Demobilised in the winter of 1919, he worked in Paris for a few months before returning to Ireland where he was employed in Bewley's bakery. He was promoted to foreman in 1926 but retained his union card, and the following year was elected shop steward in Bewley's. He joined the Labour party in 1927 and remained a member all his life. Having served as a national organiser of the bakers' union from 1936 to 1943, he was increasingly involved in trade union activity at national level, with membership, as well as officership, of such bodies as the Dublin Council of Trade Unions (DCTU) and ICTU. From 1943, he served as vice-president of DCTU under the presidency of Jim Larkin (qv), succeeding him in 1945. He was elected general secretary of the Irish Bakers' Confectioners' and Allied Workers' Amalgamated Union in 1943, becoming president in 1946; later he was treasurer from 1949 to 1958. During this period he flirted briefly with politics, standing unsuccessfully for the Labour party in the 1942 Dublin Corporation elections. He was editor of the Bakery Trades Journal from 1936 to 1947 and contributed a regular column ‘Bolivar's half hour’.

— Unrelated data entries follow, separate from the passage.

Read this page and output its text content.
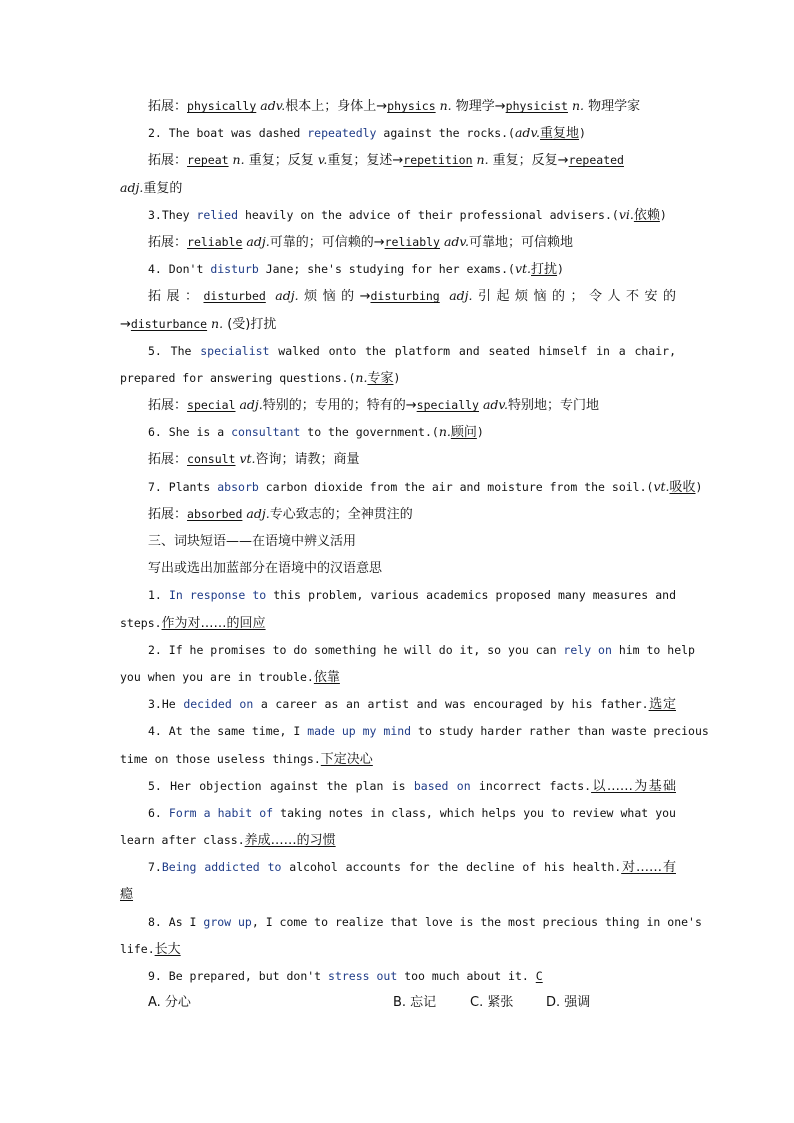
拓展：physically adv.根本上；身体上→physics n. 物理学→physicist n. 物理学家
2. The boat was dashed repeatedly against the rocks.(adv.重复地)
拓展：repeat n. 重复；反复 v.重复；复述→repetition n. 重复；反复→repeated
adj.重复的
3.They relied heavily on the advice of their professional advisers.(vi.依赖)
拓展：reliable adj.可靠的；可信赖的→reliably adv.可靠地；可信赖地
4. Don't disturb Jane; she's studying for her exams.(vt.打扰)
拓展：disturbed adj.烦恼的→disturbing adj.引起烦恼的；令人不安的
→disturbance n. (受)打扰
5. The specialist walked onto the platform and seated himself in a chair,
prepared for answering questions.(n.专家)
拓展：special adj.特别的；专用的；特有的→specially adv.特别地；专门地
6. She is a consultant to the government.(n.顾问)
拓展：consult vt.咨询；请教；商量
7. Plants absorb carbon dioxide from the air and moisture from the soil.(vt.吸收)
拓展：absorbed adj.专心致志的；全神贯注的
三、词块短语——在语境中辨义活用
写出或选出加蓝部分在语境中的汉语意思
1. In response to this problem, various academics proposed many measures and
steps.作为对……的回应
2. If he promises to do something he will do it, so you can rely on him to help
you when you are in trouble.依靠
3.He decided on a career as an artist and was encouraged by his father.选定
4. At the same time, I made up my mind to study harder rather than waste precious
time on those useless things.下定决心
5. Her objection against the plan is based on incorrect facts.以……为基础
6. Form a habit of taking notes in class, which helps you to review what you
learn after class.养成……的习惯
7.Being addicted to alcohol accounts for the decline of his health.对……有
瘾
8. As I grow up, I come to realize that love is the most precious thing in one's
life.长大
9. Be prepared, but don't stress out too much about it. C
A. 分心	B. 忘记	C. 紧张	D. 强调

He was a major force in founding the People's College in Dublin, a co-founder of the Secular Society, which existed from 1933 to 1936, and of the Spanish aid committee, which helped those fighting on the republican side in the Spanish civil war. Thirty years later he was the founding president of the Ireland-USSR society in 1966, and was the first Irishman to receive the Soviet decoration ‘for friendship between peoples’. Together with Fergus d'Arcy and Ken Hannigan, he was a prime mover in the formation of the Irish Labour History Society (ILHS) in 1973, having earlier contributed to labour history with his publication, History of the Dublin bakers and others (1948). He retired as president of the society in 1977, assuming the role of honorary president. He wrote the policy document on worker democracy for the revitalised Labour party in 1969 and contributed scholarly articles to Saothar and other ILHS publications as well as a stream of political articles to the Irishman, Torch, Workers' Action, Irish Times, and the ‘Reflections on labour history’ series in the Irish Socialist. A competent linguist, he spoke fluent French and German and had a good working knowledge of Danish, Swedish and Hebrew. Many of Swift's dissenting views in the 1930s to 1950s became the orthodoxy in the 1970s and 1980s.
Swift married Harriet Hendry in September 1941. They had three children, Alice, John and Grosvenor (Patrick). He died in St Vincent's hospital, Dublin, 20 March 1990.